Severe pre-eclampsia is defined as pre-eclampsia with a systolic BP >160 mmHg or diastolic BP >110 mmHg and/or symptoms (e.g. altered neurology), and/or biochemical/haematological impairment. Death occurs as a result of CVA, hepatic failure, cardiac failure, or pulmonary complications.

Eclampsia is the occurrence of major seizure activity in the presence of pre-eclampsia (38% occur antepartum, 18% intrapartum, 44% postpartum). It may occur before the signs of hypertension or proteinuria.


Causes

Risk factors for pre-eclampsia include:



  • First pregnancy.


  • Pre-eclampsia in a previous pregnancy.


  • A family history of PIH or PET.


  • Diastolic BP >80 mmHg at booking.


  • Obesity.


  • Increasing maternal age.


  • Multiple pregnancies or polyhydramnios.


  • Underlying medical conditions:



    • Previous hypertension


    • Diabetes mellitus


    • Renal disease


    • Autoimmune disease such as SLE or antiphospholipid antibodies


Presentation and assessment

Pre-eclampsia, even when severe, may be asymptomatic and only discovered by routine blood pressure screening, or when complications such as eclampsia occur.

Signs and symptoms, when they occur, consist of:



  • Neurological:



    • Headache and/or visual disturbance (cerebral oedema)

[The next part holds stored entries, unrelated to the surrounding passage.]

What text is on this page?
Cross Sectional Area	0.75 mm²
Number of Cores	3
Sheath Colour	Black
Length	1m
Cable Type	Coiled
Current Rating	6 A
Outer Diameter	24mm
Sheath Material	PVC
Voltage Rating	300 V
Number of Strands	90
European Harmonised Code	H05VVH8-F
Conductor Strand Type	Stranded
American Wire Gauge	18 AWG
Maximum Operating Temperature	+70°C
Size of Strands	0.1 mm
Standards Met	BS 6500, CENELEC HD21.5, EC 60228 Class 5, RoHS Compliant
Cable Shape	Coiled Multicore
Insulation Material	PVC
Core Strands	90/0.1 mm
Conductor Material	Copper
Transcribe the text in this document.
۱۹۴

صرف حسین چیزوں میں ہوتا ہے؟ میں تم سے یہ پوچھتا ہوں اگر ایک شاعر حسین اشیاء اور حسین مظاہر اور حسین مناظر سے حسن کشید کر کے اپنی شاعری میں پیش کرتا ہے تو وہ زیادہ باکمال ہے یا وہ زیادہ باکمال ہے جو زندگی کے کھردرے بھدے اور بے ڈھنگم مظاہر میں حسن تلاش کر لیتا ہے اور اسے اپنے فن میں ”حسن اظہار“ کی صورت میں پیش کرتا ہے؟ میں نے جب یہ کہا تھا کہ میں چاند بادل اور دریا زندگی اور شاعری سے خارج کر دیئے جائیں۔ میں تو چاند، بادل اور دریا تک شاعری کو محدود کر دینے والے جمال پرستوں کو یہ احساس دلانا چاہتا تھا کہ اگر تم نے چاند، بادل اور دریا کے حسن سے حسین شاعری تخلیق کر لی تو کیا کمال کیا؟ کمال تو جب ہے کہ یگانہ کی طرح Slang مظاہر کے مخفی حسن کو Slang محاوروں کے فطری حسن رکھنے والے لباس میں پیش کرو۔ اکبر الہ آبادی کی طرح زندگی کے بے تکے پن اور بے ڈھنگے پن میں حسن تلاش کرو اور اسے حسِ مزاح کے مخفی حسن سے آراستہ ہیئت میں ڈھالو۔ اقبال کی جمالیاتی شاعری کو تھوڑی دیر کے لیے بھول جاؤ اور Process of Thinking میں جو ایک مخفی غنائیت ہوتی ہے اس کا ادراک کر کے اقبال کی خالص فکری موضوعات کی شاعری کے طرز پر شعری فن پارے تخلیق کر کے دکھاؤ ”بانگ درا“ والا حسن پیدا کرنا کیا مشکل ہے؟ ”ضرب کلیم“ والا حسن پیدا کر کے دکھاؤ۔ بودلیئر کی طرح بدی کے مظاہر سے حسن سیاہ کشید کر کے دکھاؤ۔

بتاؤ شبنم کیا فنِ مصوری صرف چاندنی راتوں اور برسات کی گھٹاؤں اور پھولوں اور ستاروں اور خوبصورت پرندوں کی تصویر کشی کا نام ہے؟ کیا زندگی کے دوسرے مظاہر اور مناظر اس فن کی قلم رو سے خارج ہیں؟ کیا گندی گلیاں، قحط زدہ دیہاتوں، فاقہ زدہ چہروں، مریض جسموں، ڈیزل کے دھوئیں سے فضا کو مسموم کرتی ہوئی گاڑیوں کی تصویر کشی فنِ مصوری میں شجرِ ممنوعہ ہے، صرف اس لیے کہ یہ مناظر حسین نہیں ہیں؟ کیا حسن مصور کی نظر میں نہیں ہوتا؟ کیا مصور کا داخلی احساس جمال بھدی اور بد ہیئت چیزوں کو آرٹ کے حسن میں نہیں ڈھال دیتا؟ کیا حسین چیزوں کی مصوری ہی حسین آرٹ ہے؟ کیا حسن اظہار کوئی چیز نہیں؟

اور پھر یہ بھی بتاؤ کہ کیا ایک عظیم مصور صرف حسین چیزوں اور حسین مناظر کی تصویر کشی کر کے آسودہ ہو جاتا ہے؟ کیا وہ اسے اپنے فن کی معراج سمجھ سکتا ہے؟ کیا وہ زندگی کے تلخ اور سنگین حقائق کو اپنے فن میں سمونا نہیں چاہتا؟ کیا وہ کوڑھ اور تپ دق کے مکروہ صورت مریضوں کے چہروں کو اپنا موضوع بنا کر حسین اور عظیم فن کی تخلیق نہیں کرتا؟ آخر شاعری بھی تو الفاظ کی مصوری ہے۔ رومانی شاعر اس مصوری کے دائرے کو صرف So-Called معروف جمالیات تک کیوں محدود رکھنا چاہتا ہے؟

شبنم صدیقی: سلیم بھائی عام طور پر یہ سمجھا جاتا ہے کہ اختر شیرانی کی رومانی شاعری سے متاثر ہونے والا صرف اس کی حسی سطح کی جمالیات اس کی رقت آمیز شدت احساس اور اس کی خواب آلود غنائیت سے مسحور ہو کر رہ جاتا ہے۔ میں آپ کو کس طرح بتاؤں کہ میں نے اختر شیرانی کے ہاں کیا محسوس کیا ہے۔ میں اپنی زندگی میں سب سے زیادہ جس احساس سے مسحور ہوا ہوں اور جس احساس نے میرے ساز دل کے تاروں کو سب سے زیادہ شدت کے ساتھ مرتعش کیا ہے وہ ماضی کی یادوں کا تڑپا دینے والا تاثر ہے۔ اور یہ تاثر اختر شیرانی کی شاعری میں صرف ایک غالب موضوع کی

    • Hyper-reflexia/clonus (≥3 beats)


    • Seizures


    • Papilloedema


  • Respiratory:



    • Dyspnoea on exertion


    • Pulmonary oedema


    • ALI, ARDS


  • Cardiovascular: hypertension (>140/90 mmHg).


  • GI:



    • Nausea and vomiting;


    • Epigastric discomfort (hepatic engorgement/ischaemia)


  • Renal: proteinuria, marked oliguria (often <0.25 ml/kg/hour).



  • General:



    • Peripheral oedema


    • Facial and laryngeal oedema (this may result in difficulty in endotracheal intubation)


Investigations



  • FBC (thrombocytopaenia may be seen, platelets <100 × 109/L).


  • Blood film (if TTP suspected).


  • Coagulation studies, including fibrinogen (DIC may occur with raised PT and APTT, thrombocytopaenia, hypofibrinogenaemia).


  • U&Es (may be deranged as AKI can occur, a creatinine >80 µmol/L is likely to be abnormal, depending on maternal size).


  • LFTs (may be deranged with ↑ALT and/or ↑AST; hypoproteinaemia may occur).


  • Serum glucose (hypo/hyperglycaemia may be present).


  • Serum urate is no longer recommended as a diagnostic test but may still be tested in some centres (previously thought to be associated with pre-eclampsia: >10 × the gestational age in weeks in µmol/L, or >360 µmol/L, or >6 mg/dL).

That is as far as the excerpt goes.